La société SOGEFINANCEMENT a adressé à Monsieur [N] [D] une mise en demeure d'avoir à régulariser les échéances impayées à hauteur de 1 740,37 euros par lettre du 21 décembre 2022. Elle a prononcé la résiliation du contrat et a demandé le paiement de la somme de 26 942,64 euros par lettre recommandée avec accusé de réception du 19 janvier 2023.
Par acte de commissaire de justice du 12 avril 2024, la société SOGEFINANCEMENT a assigné Monsieur [N] [D] devant le juge des contentieux de la protection du tribunal judiciaire de Paris aux fins de voir constater la déchéance du terme, à défaut prononcer la résiliation judiciaire du contrat de crédit, le condamner à lui payer la somme de 26 150,10 euros avec intérêts au taux contractuel de 5,28 % l'an à compter de la mise en demeure du 19 janvier 2023, ordonner la capitalisation des intérêts à compter de la date de l'assignation, ne pas accorder de délais de paiement au défendeur et le condamner à lui payer la somme de 500 euros sur le fondement de l'article 700 du code de procédure civile et aux dépens.
A l'audience du 28 août 2024, la société SOGEFINANCEMENT, représentée par son conseil, a sollicité le bénéfice de son acte introductif d'instance.

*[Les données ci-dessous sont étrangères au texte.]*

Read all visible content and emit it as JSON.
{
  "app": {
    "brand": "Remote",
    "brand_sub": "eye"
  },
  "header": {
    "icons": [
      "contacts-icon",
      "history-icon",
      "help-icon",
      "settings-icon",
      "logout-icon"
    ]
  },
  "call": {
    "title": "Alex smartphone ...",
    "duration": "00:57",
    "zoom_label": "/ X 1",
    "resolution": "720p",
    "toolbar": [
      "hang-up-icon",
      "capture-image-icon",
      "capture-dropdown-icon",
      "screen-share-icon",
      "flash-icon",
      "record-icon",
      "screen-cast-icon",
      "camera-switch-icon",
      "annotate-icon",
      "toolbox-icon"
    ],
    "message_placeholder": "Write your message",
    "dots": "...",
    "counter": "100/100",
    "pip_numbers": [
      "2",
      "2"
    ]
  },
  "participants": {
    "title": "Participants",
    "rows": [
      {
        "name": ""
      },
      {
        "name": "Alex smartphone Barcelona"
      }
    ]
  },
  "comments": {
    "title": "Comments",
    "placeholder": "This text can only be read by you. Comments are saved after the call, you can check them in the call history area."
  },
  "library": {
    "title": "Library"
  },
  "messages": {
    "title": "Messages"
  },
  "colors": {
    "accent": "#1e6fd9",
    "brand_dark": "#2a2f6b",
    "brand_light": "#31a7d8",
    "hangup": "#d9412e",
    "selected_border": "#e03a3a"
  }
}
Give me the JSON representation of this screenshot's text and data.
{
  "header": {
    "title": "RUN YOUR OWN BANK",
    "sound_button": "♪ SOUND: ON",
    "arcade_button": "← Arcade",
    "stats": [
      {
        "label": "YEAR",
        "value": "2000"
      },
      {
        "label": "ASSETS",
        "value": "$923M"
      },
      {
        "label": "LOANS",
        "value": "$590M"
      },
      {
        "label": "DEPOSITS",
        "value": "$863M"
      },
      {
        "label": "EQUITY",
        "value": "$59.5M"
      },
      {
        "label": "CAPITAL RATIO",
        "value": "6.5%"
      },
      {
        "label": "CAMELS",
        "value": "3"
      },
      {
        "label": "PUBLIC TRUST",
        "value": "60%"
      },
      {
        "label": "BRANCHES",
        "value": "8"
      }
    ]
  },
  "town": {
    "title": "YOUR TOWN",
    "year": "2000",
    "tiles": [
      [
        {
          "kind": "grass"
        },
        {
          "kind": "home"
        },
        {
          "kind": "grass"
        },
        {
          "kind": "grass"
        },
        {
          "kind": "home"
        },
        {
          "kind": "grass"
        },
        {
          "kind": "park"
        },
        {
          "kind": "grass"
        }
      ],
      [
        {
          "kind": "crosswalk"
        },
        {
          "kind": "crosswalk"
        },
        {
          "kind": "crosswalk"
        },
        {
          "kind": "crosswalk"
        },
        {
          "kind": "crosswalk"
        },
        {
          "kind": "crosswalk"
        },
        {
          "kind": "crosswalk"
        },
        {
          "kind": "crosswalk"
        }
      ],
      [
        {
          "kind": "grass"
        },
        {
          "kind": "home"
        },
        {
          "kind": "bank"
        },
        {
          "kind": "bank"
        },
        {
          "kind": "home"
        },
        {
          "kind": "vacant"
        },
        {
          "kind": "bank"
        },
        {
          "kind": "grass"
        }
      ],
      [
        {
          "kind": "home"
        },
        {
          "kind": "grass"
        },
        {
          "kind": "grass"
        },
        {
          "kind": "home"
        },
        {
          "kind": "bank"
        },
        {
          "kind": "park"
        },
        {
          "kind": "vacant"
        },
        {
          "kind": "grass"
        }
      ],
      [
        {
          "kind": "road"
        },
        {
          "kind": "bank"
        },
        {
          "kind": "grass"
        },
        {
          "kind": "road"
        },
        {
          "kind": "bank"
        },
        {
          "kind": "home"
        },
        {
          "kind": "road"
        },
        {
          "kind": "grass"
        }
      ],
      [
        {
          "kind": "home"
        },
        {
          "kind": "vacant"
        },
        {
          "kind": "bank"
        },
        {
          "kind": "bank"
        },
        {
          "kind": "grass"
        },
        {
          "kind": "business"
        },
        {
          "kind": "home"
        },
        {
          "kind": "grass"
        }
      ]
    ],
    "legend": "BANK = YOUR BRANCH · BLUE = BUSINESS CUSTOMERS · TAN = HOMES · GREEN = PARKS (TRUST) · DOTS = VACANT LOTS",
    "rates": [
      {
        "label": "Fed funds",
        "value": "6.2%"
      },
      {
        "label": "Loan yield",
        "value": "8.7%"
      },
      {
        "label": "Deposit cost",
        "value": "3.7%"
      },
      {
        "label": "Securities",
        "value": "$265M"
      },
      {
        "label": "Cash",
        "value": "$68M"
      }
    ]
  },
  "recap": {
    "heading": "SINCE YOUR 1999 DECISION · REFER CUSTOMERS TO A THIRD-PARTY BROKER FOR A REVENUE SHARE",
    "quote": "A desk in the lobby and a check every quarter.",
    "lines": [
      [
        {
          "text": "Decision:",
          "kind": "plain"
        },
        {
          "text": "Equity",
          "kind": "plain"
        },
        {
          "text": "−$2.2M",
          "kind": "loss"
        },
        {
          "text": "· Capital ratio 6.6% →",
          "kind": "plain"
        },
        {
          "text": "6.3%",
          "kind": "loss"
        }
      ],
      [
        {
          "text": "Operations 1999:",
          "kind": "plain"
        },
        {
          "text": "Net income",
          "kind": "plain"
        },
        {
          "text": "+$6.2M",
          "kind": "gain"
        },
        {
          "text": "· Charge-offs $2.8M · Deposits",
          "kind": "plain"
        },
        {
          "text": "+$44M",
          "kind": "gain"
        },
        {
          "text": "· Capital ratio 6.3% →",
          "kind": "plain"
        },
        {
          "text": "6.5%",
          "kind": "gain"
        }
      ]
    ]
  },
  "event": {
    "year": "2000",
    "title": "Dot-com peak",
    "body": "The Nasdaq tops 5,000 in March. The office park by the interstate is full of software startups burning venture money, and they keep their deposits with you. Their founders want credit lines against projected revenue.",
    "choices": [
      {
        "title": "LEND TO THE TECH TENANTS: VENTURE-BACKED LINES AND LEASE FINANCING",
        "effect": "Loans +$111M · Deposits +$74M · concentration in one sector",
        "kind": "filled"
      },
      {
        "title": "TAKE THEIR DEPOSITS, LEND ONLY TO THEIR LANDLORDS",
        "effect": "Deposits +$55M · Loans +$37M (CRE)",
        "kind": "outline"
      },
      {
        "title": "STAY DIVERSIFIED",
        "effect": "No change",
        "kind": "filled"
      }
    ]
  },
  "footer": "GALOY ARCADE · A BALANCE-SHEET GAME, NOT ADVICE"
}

La forclusion, la nullité, la déchéance du droit aux intérêts contractuels (FIPEN, notice d'assurance, FICP, vérification solvabilité, lettres annuelles de renouvellement) et légaux ont été mis dans le débat d'office, sans que la demanderesse ne présente d'observations supplémentaires sur ces points. Elle a par ailleurs déclaré ne pas s'opposer à l'octroi de délais de paiement au profit du défendeur.
Monsieur [N] [D] comparant en personne a indiqué avoir effectué des règlements au commissaire de justice à hauteur de 300 euros par mois n'apparaissant pas dans le décompte de la banque et a sollicité des délais de paiement pour apurer sa dette exposant travailler actuellement en intérim et avoir une proposition de CDI pour le mois de septembre.
La décision a été mise en délibéré par mise à disposition au greffe au 18 novembre 2024.
À la demande du tribunal, la société SOGEFINANCEMENT a par note en délibéré reçue au greffe le 26 septembre 2024 produit un décompte de sa créance arrêtée au 29 août 2024 à la somme de 26 663,22 euros faisant apparaître des règlements du débiteur au commissaire de justice pour un total de 4 600 euros.
MOTIFS
Sur la demande en paiement
Le présent litige est relatif à un crédit soumis aux dispositions de la loi n°2010-737 du 1er juillet 2010 de sorte qu'il sera fait application des articles du code de la consommation dans leur rédaction en vigueur après le 1er mai 2011 et leur numérotation issue de l'ordonnance n°2016-301 du 14 mars 2016 et du décret n°2016-884 du 29 juin 2016.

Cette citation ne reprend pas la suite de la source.